By on Mar 10, 2011 in Property News

Source: The Nation, Published on March 2, 2011

The Bank of Thailand is now less concerned about a bubble in the condominium market due to a reduction in oversupply and a slowdown in demand. The impact of its decision to raise the loan-to-value (LTV) ratio, which took effect from the beginning of 2011, is being monitored.

It is too soon to assess the impact of the new LTV ratio but oversupply is much less, easing concerns of a bubble, said BOT senior director Mathee Supapongse.

Last year, the central bank announced a preventive measure by raising the LTV for condominium purchases. For condominium units costing less than Bt10 million, the LTV is capped at 90 per cent, which means loan cannot be more than 90 per cent of unit cost.

“Sales of new projects are not at an accelerated pace and oversupply could be less, which is a good sign. This could be as a result of the recently launched policy. The chance of a bubble is less. This will be monitored further as the measure is being employed from the start of the year,” Mathee said.

The property market has started to give better signal, reflecting lower demand, said BOT director Songtum Pinto. The number of residential units getting credit approvals from commercial banks is projected to decline for all types to 5,793 in January from 9,067 units a month ago, the BOT’s Economic Conditions Report in January said.

“New property projects in the first month were down as the previous stimulus measure encouraged buying of residential units.
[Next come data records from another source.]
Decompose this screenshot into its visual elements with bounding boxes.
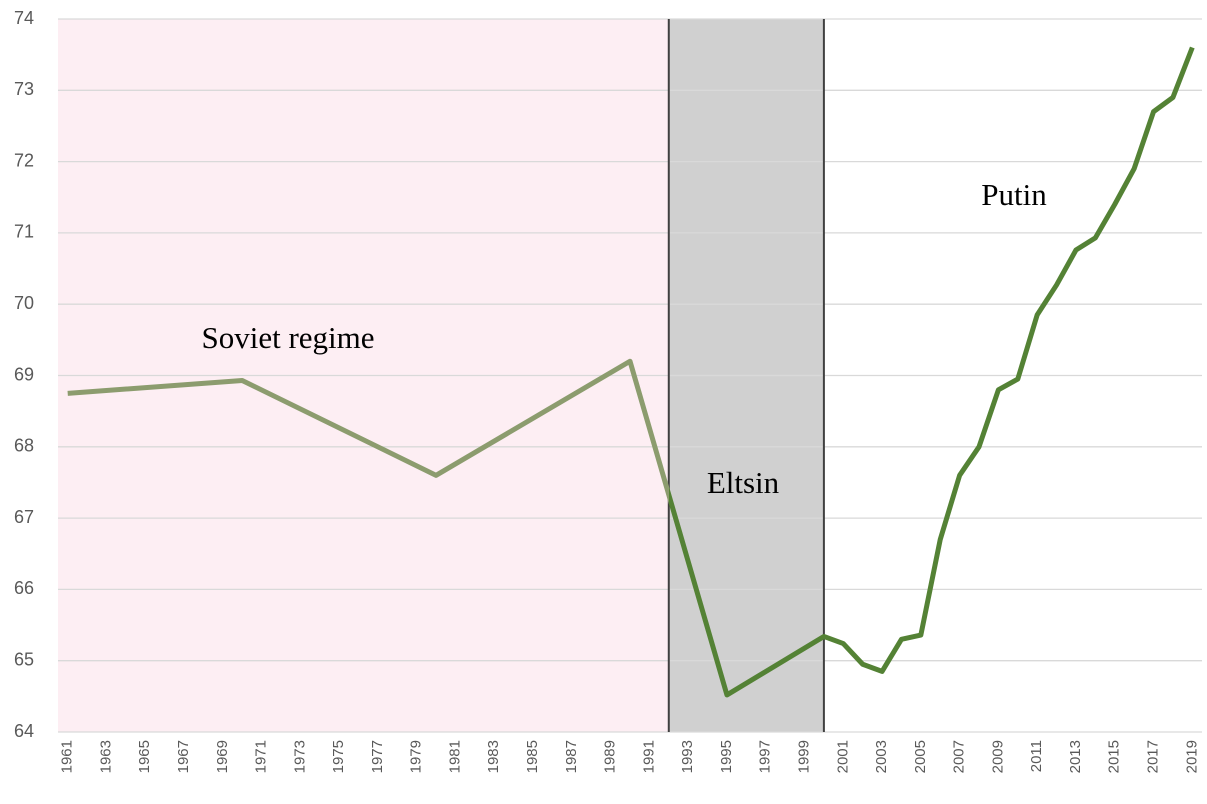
x-tick-label: 1997 — [757, 740, 774, 773]
x-tick-label: 2011 — [1028, 740, 1045, 772]
y-tick-label: 73 — [14, 79, 34, 99]
x-tick-label: 1981 — [446, 740, 463, 773]
grid — [58, 18, 1202, 733]
region-label: Soviet regime — [201, 320, 374, 355]
y-tick-label: 72 — [14, 150, 34, 170]
y-tick-label: 74 — [14, 8, 34, 28]
x-tick-label: 1999 — [795, 740, 812, 773]
y-tick-label: 69 — [14, 364, 34, 384]
y-tick-label: 64 — [14, 721, 34, 741]
x-tick-label: 1975 — [330, 740, 347, 773]
region-borders — [667, 19, 825, 732]
x-tick-label: 2007 — [951, 740, 968, 773]
region-label: Eltsin — [707, 465, 780, 500]
y-tick-label: 66 — [14, 578, 34, 598]
x-tick-label: 1961 — [59, 740, 76, 773]
x-tick-label: 2005 — [912, 740, 929, 773]
x-tick-label: 1985 — [524, 740, 541, 773]
x-tick-label: 2009 — [989, 740, 1006, 773]
x-tick-label: 1973 — [291, 740, 308, 773]
x-tick-label: 2019 — [1183, 740, 1200, 773]
x-tick-label: 1983 — [485, 740, 502, 773]
x-tick-label: 2017 — [1144, 740, 1161, 773]
x-tick-label: 2001 — [834, 740, 851, 773]
data-line — [67, 46, 1195, 698]
x-tick-label: 1977 — [369, 740, 386, 773]
x-tick-label: 1967 — [175, 740, 192, 773]
x-tick-label: 1987 — [563, 740, 580, 773]
x-tick-label: 1971 — [253, 740, 270, 773]
x-tick-label: 1995 — [718, 740, 735, 773]
x-tick-label: 1963 — [97, 740, 114, 773]
x-tick-label: 2015 — [1106, 740, 1123, 773]
x-tick-label: 1965 — [136, 740, 153, 773]
x-tick-label: 1991 — [640, 740, 657, 773]
x-tick-label: 2003 — [873, 740, 890, 773]
x-tick-label: 1993 — [679, 740, 696, 773]
y-tick-label: 65 — [14, 649, 34, 669]
x-tick-label: 1979 — [408, 740, 425, 773]
y-tick-label: 67 — [14, 507, 34, 527]
x-tick-label: 2013 — [1067, 740, 1084, 773]
region-label: Putin — [981, 177, 1047, 212]
x-tick-label: 1969 — [214, 740, 231, 773]
x-tick-label: 1989 — [602, 740, 619, 773]
lines — [67, 46, 1195, 698]
y-tick-label: 70 — [14, 293, 34, 313]
y-tick-label: 71 — [14, 222, 34, 242]
y-tick-label: 68 — [14, 436, 34, 456]
labels: Soviet regime Eltsin Putin 64 65 66 67 68 69 70 71… — [14, 8, 1200, 774]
Now, the situation is more likely returning to normal,” Songtum said. The report said transactions dropped partly due to more new residential projects, making consumers take longer to make the decision to buy.

Property supply was also lower in January due to the postponement in the launch of many new projects, in line with property developers’ forecast about slower future demand.

As of the end of January 2011, commercial banks’ outstanding personal loans for property purchases rose 13.9 per cent from a year earlier while outstanding loans for property developers shrank 3.9 per cent.

In 2011, the property market could grow due to the government stimulus measure – even though it ended on July 1, 2010 – and the low interest rate, the report said.

With Thailand’s economy growing at a fast pace, and high consumer confidence, the transfer of property rights in Bangkok and its vicinity increased to 178,128 units in 2010 from 161,240 a year earlier. The increase is in line with the number of residential units completed and registered in those areas, which increased to 105,152 units in 2010 from 94,977 previously.